In the absence of legal obstacles to do so, the Home Office should enable asylum screening interviews to be conducted remotely, so that asylum-seekers wishing to do so may progress their applications without having to risk exposure to coronavirus - and postpone the collection of biometrics to a later stage.
Although one may only speculate as to the reason why the UK government has chosen to risk the health and welfare of asylum-seekers, the neglect of asylum-seekers' welfare is not a novel issue. An inevitable consequence of the hostile environment is for the interests and welfare of asylum-seekers to be subordinated to budgetary considerations. Running an asylum-seekers' fingerprints in the Eurodac database for a match may reveal that that asylum-seeker's application should in fact be processed somewhere else, as the law requires asylum seekers to apply for asylum in their first country of entry into the European Union. The benefit of allocating an asylum application to another member state seemingly overrides, to the eyes of the Home Office, the cost of an asylum-seeker potentially becoming infected with Covid-19.
By allowing this state of affairs to persist, the Home Office is at best misguidedly placing emphasis on the collection of biometrics over public health concerns. At worst, it is discriminating against asylum-seekers in the fulfilment of their right to health.
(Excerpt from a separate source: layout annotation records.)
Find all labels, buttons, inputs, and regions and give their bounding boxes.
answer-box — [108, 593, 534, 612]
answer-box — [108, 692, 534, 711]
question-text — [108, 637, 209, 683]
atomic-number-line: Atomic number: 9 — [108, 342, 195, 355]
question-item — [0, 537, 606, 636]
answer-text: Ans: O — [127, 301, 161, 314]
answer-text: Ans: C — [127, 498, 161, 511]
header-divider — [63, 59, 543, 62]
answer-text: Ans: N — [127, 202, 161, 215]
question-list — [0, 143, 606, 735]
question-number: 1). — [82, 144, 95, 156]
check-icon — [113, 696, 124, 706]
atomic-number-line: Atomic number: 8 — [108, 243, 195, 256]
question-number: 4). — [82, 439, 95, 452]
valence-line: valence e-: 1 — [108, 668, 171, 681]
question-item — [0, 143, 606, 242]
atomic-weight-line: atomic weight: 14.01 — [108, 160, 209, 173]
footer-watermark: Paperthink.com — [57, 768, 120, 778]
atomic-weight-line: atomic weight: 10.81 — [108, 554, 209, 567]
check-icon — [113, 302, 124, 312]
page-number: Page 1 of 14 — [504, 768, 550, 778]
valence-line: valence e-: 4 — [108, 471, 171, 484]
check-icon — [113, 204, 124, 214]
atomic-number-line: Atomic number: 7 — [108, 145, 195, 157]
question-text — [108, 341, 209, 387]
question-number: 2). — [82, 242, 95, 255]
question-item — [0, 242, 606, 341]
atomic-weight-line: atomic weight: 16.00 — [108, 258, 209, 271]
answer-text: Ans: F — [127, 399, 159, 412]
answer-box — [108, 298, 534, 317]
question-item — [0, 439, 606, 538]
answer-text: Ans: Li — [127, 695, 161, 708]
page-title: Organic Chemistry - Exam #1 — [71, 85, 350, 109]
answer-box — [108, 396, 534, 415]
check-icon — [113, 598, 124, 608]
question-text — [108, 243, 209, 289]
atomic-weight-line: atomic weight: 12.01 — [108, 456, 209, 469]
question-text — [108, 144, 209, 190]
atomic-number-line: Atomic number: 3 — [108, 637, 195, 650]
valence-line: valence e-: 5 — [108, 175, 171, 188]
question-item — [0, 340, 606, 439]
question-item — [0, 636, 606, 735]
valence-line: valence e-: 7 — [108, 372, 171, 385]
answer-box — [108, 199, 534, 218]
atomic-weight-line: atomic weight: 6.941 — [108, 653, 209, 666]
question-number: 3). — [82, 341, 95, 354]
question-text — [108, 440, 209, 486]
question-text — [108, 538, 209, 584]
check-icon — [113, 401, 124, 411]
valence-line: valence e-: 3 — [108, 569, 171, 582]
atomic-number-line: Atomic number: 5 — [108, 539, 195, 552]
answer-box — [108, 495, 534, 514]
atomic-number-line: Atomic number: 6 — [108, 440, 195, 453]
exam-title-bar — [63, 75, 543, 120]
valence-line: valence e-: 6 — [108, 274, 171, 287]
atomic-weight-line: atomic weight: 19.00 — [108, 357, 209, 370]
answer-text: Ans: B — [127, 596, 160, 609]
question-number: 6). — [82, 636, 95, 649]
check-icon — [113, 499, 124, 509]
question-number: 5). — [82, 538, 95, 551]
Biometrics are not the panacea - and "mission creep" is around the corner
Data-intensive solutions to manage migration erode migrants' agency in what is often a dehumanising, undignified and time-consuming process. The EU-wide system under Dublin III requiring asylum applications to be processed in the first EU country of arrival has been found to be inefficient and inhumane. Similarly, research has shown that the removal of asylum-seekers to their first country of arrival pursuant to Dublin III regulations often fails asylum-seekers with special reception needs.
In the UK, the collection of biometrics is considered to be consensual and therefore lawful on the basis that asylum-seekers are given a form (IS86) outlining what the fingerprints will be used for, with whom they will be shared and when they will be destroyed. However, the provision of biometrics is hardly voluntary where it is made a necessary pre-condition to access to vital support and the right to remain. Importantly, refusal to provide fingerprints constitutes a valid ground for the police to arrest an asylum-seeker without a warrant.
Biometric data can easily be subjected to re-purposing: whilst originally it may have been gathered for migration control purposes, it may later be used for law enforcement purposes. This phenomenon is known as "mission creep". In the UK, as part of their screening interview, asylum-seekers aged 16 or over will have her biometric details checked against fingerprints held on a police database, IDENT1. This follows an announcement by the Home Office in 2018 that it would merge IDENT1 with the Immigration and Asylum Biometrics System (IABS) database, yet further evidence of the increased policing of migrants.
The merging of protection and law enforcement purposes at the expense of the former is also gaining traction at EU level: a proposed amendment to Eurodac legislation expands the scope of the fingerprint database to assist with the control of irregular immigration.
The Covid-19 crisis should be taken as an opportunity for governments to re-assess over-reliance on data-intensive systems at the expense of society's most vulnerable. In the short-term, however, governments should strive to ensure that they take steps to protect the health of every individual on their territory, regardless of status.